Liberation cannot rely on the fingers of one’s hand. Veganism is not a colossal moral leap. Nor does it entail a life-altering change in behavior. The vegan diet is cheaper, better for the environment, costs less cooking time, is equally if not more healthy, as well as morally superior. It is not difficult to adopt — any excuse against veganism crumbles after any attempt to search for empirical evidence.
Yet the young leftist might argue that all around them engage in murder in their diet. They may argue there is no social consensus that veganism is as radical as this article describes it. In the face of this incredulity, one should think back to history. Is there a greater moral stain or evil by the Georgian states of the West than slavery? Have America, England, Spain, France, Portugal, and other perpetrators truly answered for the history of this institutional crime?
Any white European socialist today, if born in the Georgian period, would either defend or perpetuate slavery. They would read texts defending the practice, or be taught its righteousness at the dinner table or at church. And yet we do not try to defend this unjustifiable injustice.

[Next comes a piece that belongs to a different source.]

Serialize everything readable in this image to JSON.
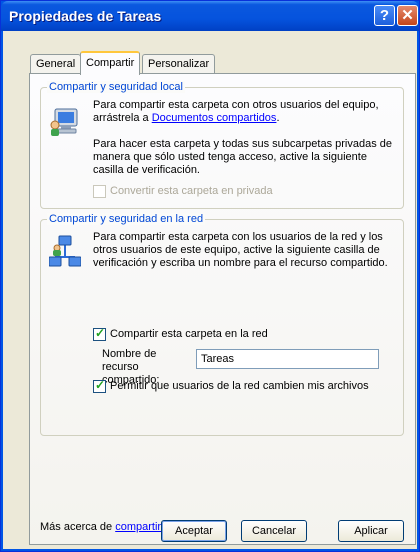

It is apparent thus that our successors will not defend our crimes. They will not defend our racism, our classism, our sexism. But chiefly, they will mourn that we let ourselves allow industrial murder, slavery, and torture to be perpetuated on defenseless fellow creatures, mutual inhabitants of this common resource called Earth. The scale of the animal industrial complex is such that it toes the line in which martyrdom meets rationality.
If a million humans were slaughtered a day, sacrificing oneself in pursuit of their freedom and safety would seem completely moral, even heroic. Yet the young socialist cannot even change their diet. Despite appearances, and anti-vegan rhetoric, veganism is not a post-industrial invention. Vegan practitioners have existed in every period of human history, even prehistory. It has always been possible and accessible to be vegan. In some societies it was preferable, even prescribed.
The intrinsic hypocrisy in being progressive, socialist, communist, or anarchist, and eating meat, is blatant. There is no excuse.
Indulge me. Take a moment to imagine the amount of suffering being inflicted and experienced, as you read this, on innumerable non-human animals around the world. Where does a calf’s shout differ from a child calling out for her mother? Where does the rising cacophony of suffering, auditory disarray and deafening pleas end? Does it end at the tip of your fork, as it pierces flesh? Does it ring at the grocery line? Do you hear it when you cannibalize your fellow creature?